The Nicholas Rowe House, at 150 Main St. in Park City, Utah, was built around 1885. It was listed on the National Register of Historic Places in 1984.

It was built as a hall and parlor plan house but later (probably between 1907 and 1910) was converted to a two-story commercial building, with the second floor projecting forward, supported by front porch pillars.

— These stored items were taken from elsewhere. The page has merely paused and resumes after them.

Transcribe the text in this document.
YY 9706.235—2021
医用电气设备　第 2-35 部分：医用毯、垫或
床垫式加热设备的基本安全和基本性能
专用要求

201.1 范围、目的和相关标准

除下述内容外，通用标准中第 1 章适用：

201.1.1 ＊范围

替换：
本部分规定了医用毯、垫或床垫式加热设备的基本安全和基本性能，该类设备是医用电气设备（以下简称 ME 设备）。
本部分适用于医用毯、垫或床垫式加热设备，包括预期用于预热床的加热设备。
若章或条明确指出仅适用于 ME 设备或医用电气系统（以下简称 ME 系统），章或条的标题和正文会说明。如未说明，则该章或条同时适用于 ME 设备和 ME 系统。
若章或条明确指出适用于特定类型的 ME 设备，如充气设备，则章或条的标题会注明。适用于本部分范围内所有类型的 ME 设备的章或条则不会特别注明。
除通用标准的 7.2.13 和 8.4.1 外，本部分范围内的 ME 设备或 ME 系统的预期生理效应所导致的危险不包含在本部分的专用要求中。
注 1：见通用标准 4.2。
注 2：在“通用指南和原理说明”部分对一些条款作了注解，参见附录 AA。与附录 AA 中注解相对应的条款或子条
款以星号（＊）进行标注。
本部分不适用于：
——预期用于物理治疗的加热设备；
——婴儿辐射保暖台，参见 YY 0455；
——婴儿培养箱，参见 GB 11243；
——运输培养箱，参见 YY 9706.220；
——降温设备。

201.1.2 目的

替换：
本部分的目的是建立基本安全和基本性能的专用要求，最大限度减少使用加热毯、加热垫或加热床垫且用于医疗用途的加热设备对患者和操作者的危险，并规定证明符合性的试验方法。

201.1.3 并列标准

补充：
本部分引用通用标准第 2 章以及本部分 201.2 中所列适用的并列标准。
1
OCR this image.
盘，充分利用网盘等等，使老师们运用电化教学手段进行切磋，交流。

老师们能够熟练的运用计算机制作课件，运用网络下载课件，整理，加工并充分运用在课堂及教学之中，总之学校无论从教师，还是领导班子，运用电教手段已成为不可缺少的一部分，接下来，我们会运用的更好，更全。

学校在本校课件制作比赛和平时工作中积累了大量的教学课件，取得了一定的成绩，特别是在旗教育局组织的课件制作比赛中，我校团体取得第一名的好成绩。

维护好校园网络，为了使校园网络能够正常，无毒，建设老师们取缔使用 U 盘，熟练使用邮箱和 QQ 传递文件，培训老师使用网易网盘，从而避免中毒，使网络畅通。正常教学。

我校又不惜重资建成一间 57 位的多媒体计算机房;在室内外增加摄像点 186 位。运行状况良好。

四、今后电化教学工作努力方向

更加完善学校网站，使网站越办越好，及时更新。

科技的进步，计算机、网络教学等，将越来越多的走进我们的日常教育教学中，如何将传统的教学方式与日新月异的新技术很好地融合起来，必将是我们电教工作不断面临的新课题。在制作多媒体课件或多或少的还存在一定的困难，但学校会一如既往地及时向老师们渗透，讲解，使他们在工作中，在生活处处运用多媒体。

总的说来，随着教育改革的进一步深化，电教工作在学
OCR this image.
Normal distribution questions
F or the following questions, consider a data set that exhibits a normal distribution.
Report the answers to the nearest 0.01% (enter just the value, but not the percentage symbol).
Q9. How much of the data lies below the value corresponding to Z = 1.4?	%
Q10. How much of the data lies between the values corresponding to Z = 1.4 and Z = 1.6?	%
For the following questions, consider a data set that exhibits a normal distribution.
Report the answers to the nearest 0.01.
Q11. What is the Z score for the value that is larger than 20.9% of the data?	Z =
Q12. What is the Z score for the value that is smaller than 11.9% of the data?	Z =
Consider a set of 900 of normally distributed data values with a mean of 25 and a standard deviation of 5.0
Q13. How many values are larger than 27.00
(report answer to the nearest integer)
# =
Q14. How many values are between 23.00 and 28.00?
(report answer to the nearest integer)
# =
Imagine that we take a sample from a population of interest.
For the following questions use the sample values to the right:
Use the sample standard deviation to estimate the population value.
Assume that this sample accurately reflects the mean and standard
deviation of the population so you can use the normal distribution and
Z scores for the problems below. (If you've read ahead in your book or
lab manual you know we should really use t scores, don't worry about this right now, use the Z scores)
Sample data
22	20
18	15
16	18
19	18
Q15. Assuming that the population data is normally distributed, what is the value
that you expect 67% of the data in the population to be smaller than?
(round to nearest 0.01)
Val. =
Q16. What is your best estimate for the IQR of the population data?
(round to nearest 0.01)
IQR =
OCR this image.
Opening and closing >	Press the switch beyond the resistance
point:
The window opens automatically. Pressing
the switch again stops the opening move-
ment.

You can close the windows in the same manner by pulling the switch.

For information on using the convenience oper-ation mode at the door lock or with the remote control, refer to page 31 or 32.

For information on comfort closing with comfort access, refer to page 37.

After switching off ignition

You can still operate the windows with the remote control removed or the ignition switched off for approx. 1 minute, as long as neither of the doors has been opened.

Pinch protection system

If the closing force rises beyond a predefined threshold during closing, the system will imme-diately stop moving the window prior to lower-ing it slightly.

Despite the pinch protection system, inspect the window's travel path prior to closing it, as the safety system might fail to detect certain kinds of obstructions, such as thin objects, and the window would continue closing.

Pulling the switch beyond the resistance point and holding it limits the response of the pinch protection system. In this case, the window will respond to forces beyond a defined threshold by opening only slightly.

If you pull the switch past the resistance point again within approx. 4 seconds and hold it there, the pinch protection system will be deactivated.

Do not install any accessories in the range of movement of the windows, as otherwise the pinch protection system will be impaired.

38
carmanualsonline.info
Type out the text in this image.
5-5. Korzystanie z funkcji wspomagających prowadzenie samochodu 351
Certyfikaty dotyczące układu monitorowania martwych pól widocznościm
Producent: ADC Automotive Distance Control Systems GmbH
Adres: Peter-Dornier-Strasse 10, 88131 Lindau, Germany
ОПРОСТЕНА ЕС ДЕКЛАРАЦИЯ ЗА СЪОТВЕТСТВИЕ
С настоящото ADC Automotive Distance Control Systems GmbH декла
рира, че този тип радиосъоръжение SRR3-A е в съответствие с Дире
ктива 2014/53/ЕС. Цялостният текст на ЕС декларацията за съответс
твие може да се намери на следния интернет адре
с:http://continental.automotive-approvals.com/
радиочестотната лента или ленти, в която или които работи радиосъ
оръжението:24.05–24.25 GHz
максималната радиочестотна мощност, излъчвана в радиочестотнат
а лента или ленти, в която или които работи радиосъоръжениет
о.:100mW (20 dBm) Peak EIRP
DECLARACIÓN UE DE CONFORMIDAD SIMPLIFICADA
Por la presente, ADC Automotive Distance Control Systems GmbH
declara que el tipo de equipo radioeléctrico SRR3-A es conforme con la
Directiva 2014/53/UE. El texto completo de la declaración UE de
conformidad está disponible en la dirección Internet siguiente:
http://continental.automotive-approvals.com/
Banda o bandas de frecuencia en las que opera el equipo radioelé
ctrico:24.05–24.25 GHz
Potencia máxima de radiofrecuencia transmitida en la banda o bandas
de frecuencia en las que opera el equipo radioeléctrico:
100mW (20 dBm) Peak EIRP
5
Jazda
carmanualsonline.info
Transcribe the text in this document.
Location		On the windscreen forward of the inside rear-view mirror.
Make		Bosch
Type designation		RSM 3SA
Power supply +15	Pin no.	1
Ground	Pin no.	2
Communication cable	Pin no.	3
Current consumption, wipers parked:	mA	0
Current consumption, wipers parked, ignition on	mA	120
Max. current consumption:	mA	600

In 1984 it was deemed:significant as one of three extant buildings in Park City which document the method of expanding a small mining town cottage by adding a full second story to an existing hall and parlor house. The addition of a shed extension to the rear of a house or a cross-wing to one end of a hall and parlor house were the preferred methods of expanding Park City's tiny houses. Because there are only three extant examples of houses that were expanded by the addition of a second story, it is likely that this type of expansion may have been more difficult to do, and therefore was less popular. All three houses were originally one story residences. Two of the three houses were changed to two story residences with gable roofs typical of hall and parlor houses. The flat roof of the addition on this house gives it the appearance of a commercial building. This is the only extant example in Park City of a building that was converted from a residence to a commercial building.

Its first known owner was Nicholas Rowe, who with his wife Carrie sold the house in 1909. Nicholas (Nick) Rowe was born in 1850 in England in 1850 and immigrated in 1869. In Park City, he worked as a miner. Carrie Rowe, born in England c.1866, immigrated in 1887. They married less than a year later.